Comparé aux expérimentations de Monique Wittig, le style paraît, de prime abord, assez classique. L’énonciation est assurée par Thérèse en personne. Si l’histoire apparaît linéaire, la temporalité est, néanmoins, délibérément floue. Tout se passe, en effet, comme si les évènements étaient racontés depuis une sorte de bulle spatio-temporelle qui annihile toute notion de durée. Les scènes attendues, à commencer par l’éveil à la sexualité, sont racontées sans pudeur ni voyeurisme obscène. La jouissance y est décrite, de ses prémisses à sa fin, tantôt de façon imagée, tantôt de façon explicite. Le clitoris est, par exemple, qualifié de « perle ». Le plaisir est, quant à lui, souvent animalisé, métamorphosé en « pieuvre » qui ronge les corps adolescents. Loin d’avoir pour fonction d’embellir le texte, dans le but de gommer les actes décrits, ces nombreuses images donnent à voir comme à entendre une autre façon d’envisager la sexualité et le corps lesbien. Le recours aux figures de style s’affirme comme une stratégie de (faux) détournement. Car, en contournant la terminologie (patriarcale) officielle, Violette Leduc parvient à en dire davantage sur le plaisir féminin, sans jamais devoir céder aux sirènes du non-dit. L’écrivaine crée une représentation chiasmatique de la sexualité féminine et lesbienne. La découverte de la passion charnelle s’affirme comme une « promenade à l’unisson ». Les personnages se fondent et s’unissent dans un « nous » qui les réunit plutôt qu’il ne les sépare. L’autrice empêche ainsi toute incursion voyeuriste tout en restant toujours très transparente dans ses propos. En bonne lectrice de Thérèse et Isabelle, Monique Wittig pousse au paroxysme le style flamboyant de Violette Leduc, en inventant un corps de langage (lesbien).

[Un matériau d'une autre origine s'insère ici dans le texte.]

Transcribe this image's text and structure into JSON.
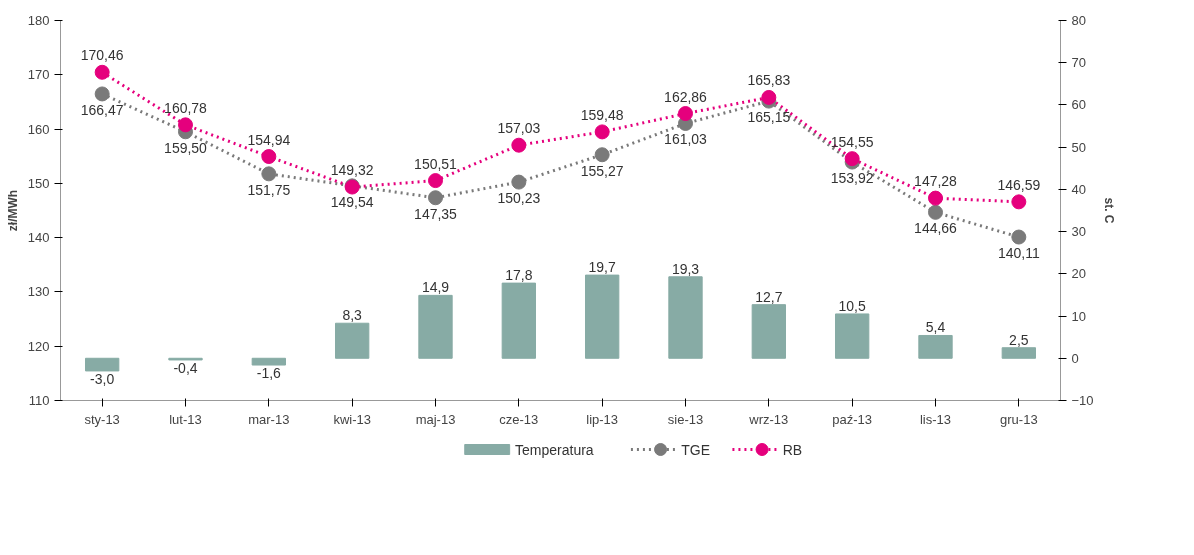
{
  "chart_data": {
    "type": "line",
    "ylabel": "zł/MWh",
    "y2label": "st. C",
    "categories": [
      "sty-13",
      "lut-13",
      "mar-13",
      "kwi-13",
      "maj-13",
      "cze-13",
      "lip-13",
      "sie-13",
      "wrz-13",
      "paź-13",
      "lis-13",
      "gru-13"
    ],
    "ylim": [
      110,
      180
    ],
    "yticks": [
      110,
      120,
      130,
      140,
      150,
      160,
      170,
      180
    ],
    "y2lim": [
      -10,
      80
    ],
    "y2ticks": [
      -10,
      0,
      10,
      20,
      30,
      40,
      50,
      60,
      70,
      80
    ],
    "grid": false,
    "legend": "bottom",
    "marker": "circle",
    "line_style": "dotted",
    "series": [
      {
        "name": "Temperatura",
        "type": "bar",
        "axis": "y2",
        "color": "#87aba5",
        "values": [
          -3.0,
          -0.4,
          -1.6,
          8.3,
          14.9,
          17.8,
          19.7,
          19.3,
          12.7,
          10.5,
          5.4,
          2.5
        ],
        "value_labels": [
          "-3,0",
          "-0,4",
          "-1,6",
          "8,3",
          "14,9",
          "17,8",
          "19,7",
          "19,3",
          "12,7",
          "10,5",
          "5,4",
          "2,5"
        ]
      },
      {
        "name": "TGE",
        "color": "#7a7a7a",
        "values": [
          166.47,
          159.5,
          151.75,
          149.54,
          147.35,
          150.23,
          155.27,
          161.03,
          165.15,
          153.92,
          144.66,
          140.11
        ],
        "value_labels": [
          "166,47",
          "159,50",
          "151,75",
          "149,54",
          "147,35",
          "150,23",
          "155,27",
          "161,03",
          "165,15",
          "153,92",
          "144,66",
          "140,11"
        ]
      },
      {
        "name": "RB",
        "color": "#e5007d",
        "values": [
          170.46,
          160.78,
          154.94,
          149.32,
          150.51,
          157.03,
          159.48,
          162.86,
          165.83,
          154.55,
          147.28,
          146.59
        ],
        "value_labels": [
          "170,46",
          "160,78",
          "154,94",
          "149,32",
          "150,51",
          "157,03",
          "159,48",
          "162,86",
          "165,83",
          "154,55",
          "147,28",
          "146,59"
        ]
      }
    ]
  }
}
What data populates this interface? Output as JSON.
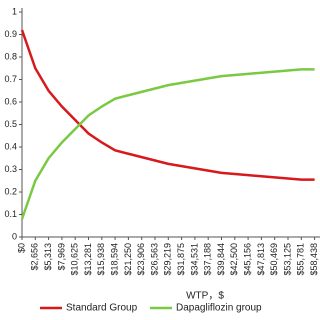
{
  "chart_data": {
    "type": "line",
    "x_label": "WTP，$",
    "categories": [
      "$0",
      "$2,656",
      "$5,313",
      "$7,969",
      "$10,625",
      "$13,281",
      "$15,938",
      "$18,594",
      "$21,250",
      "$23,906",
      "$26,563",
      "$29,219",
      "$31,875",
      "$34,531",
      "$37,188",
      "$39,844",
      "$42,500",
      "$45,156",
      "$47,813",
      "$50,469",
      "$53,125",
      "$55,781",
      "$58,438"
    ],
    "series": [
      {
        "name": "Standard Group",
        "color": "#d7191c",
        "values": [
          0.92,
          0.75,
          0.65,
          0.58,
          0.52,
          0.46,
          0.42,
          0.385,
          0.37,
          0.355,
          0.34,
          0.325,
          0.315,
          0.305,
          0.295,
          0.285,
          0.28,
          0.275,
          0.27,
          0.265,
          0.26,
          0.255,
          0.255
        ]
      },
      {
        "name": "Dapagliflozin group",
        "color": "#7ac943",
        "values": [
          0.08,
          0.25,
          0.35,
          0.42,
          0.48,
          0.54,
          0.58,
          0.615,
          0.63,
          0.645,
          0.66,
          0.675,
          0.685,
          0.695,
          0.705,
          0.715,
          0.72,
          0.725,
          0.73,
          0.735,
          0.74,
          0.745,
          0.745
        ]
      }
    ],
    "ylim": [
      0,
      1
    ],
    "yticks": [
      0,
      0.1,
      0.2,
      0.3,
      0.4,
      0.5,
      0.6,
      0.7,
      0.8,
      0.9,
      1
    ],
    "grid": false,
    "legend": "bottom"
  }
}
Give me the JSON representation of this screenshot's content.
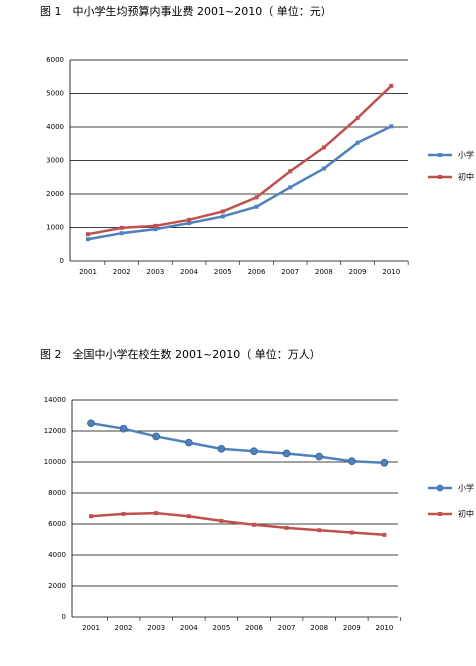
{
  "chart_data": [
    {
      "type": "line",
      "title": "图 1　中小学生均预算内事业费 2001~2010（ 单位：元）",
      "categories": [
        "2001",
        "2002",
        "2003",
        "2004",
        "2005",
        "2006",
        "2007",
        "2008",
        "2009",
        "2010"
      ],
      "series": [
        {
          "name": "小学",
          "color": "#4f81bd",
          "values": [
            650,
            830,
            950,
            1130,
            1330,
            1620,
            2200,
            2760,
            3530,
            4020
          ]
        },
        {
          "name": "初中",
          "color": "#c0504d",
          "values": [
            800,
            990,
            1050,
            1230,
            1480,
            1900,
            2680,
            3390,
            4270,
            5230
          ]
        }
      ],
      "ylim": [
        0,
        6000
      ],
      "yticks": [
        0,
        1000,
        2000,
        3000,
        4000,
        5000,
        6000
      ],
      "grid": true
    },
    {
      "type": "line",
      "title": "图 2　全国中小学在校生数 2001~2010（ 单位：万人）",
      "categories": [
        "2001",
        "2002",
        "2003",
        "2004",
        "2005",
        "2006",
        "2007",
        "2008",
        "2009",
        "2010"
      ],
      "series": [
        {
          "name": "小学",
          "color": "#4f81bd",
          "values": [
            12500,
            12150,
            11650,
            11250,
            10850,
            10700,
            10550,
            10350,
            10050,
            9950
          ]
        },
        {
          "name": "初中",
          "color": "#c0504d",
          "values": [
            6500,
            6650,
            6700,
            6500,
            6200,
            5950,
            5750,
            5600,
            5450,
            5300
          ]
        }
      ],
      "ylim": [
        0,
        14000
      ],
      "yticks": [
        0,
        2000,
        4000,
        6000,
        8000,
        10000,
        12000,
        14000
      ],
      "grid": true
    }
  ]
}
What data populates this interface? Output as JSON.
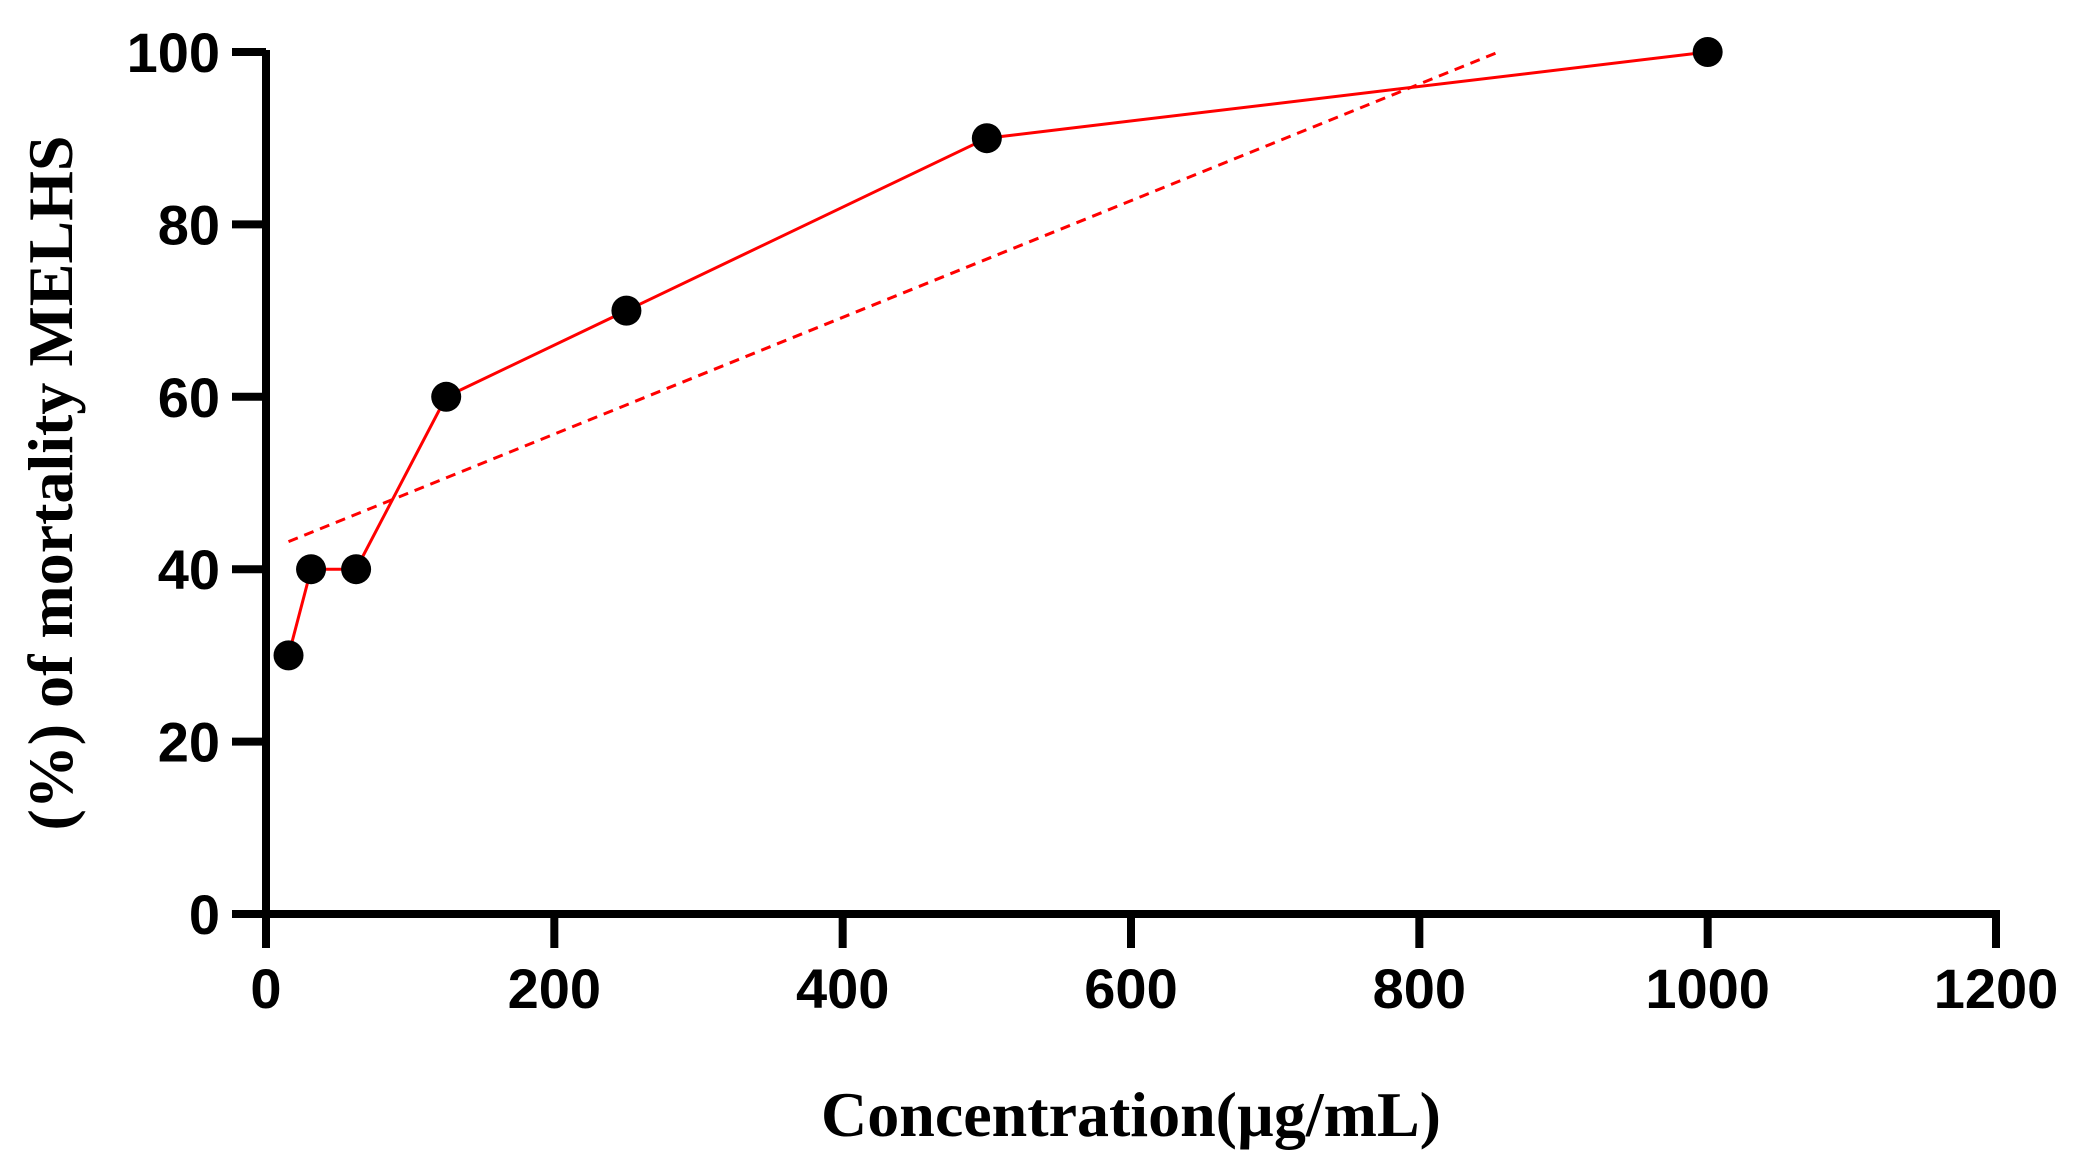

Si Hegel disait que : « c’est dans le mot que nous pensons », la politique du Corps Lesbien affirme que « c’est dans et par le mot que nous créons ». Parler du corps lesbien implique, pour elle, de devoir l’inventer de toutes pièces. Pour cela, l’autrice innove en supprimant toute les « marque[s] du genre » que l’on trouve ordinairement dans le langage (patriarcal) standard. En effaçant l’ensemble des pronoms personnels et autres éléments grammaticaux se rapportant au « je », l’autrice lesbianise le langage. Elle montre qu’il est ainsi possible de créer une langue dans laquelle les individu.e.s ne sont plus envisagé.e.s – et par extension hiérarchisé.e.s – en fonction de leur appartenance de genre et de sexe. Loin d’être purement anecdotiques, ces expérimentations amènent à réfléchir. Elles montrent, en effet, à leur échelle, que le corps de langage lesbien pourrait peut-être constituer un terreau linguistique à même de créer de nouvelles politiques affectives et sexuelles. Pour Monique Wittig, il n’y a qu’en travaillant le corps des mots, en modelant leur aspect signifiant, que l’on peut espérer agir sur leur signifié. Autrement dit, dans Le Corps Lesbien, le langage n’est plus dominé par un signifié genré, mais retrouve, au contraire, sa puissance signifiante : « M/on clitoris l’ensemble de m/es lèvres sont touchés par tes mains. À travers m/on vagin et m/on utérus tu t’introduis jusqu’à mes intestins en crevant la membrane. Tu mets autour de ton cou m/on duodénum rose pâle assez veiné de bleu. Tu déroules m/on intestin grêle jaune. Ce faisant tu parles de leur consistance, tu parles de leurs mouvements, tu parles de leur température. Tu essaies à ce point d’arracher m/es reins. Ils te résistent. Tu touches m/a vésicule verte. J/e m/e morfonds, j/e m/ e plains, j/e tombe dans un gouffre, m/a tête est entraînée, m/on cœur m/e vient au bord de m/es dents, il m/e semble que m/on sang s’est figé dans m/es artères. »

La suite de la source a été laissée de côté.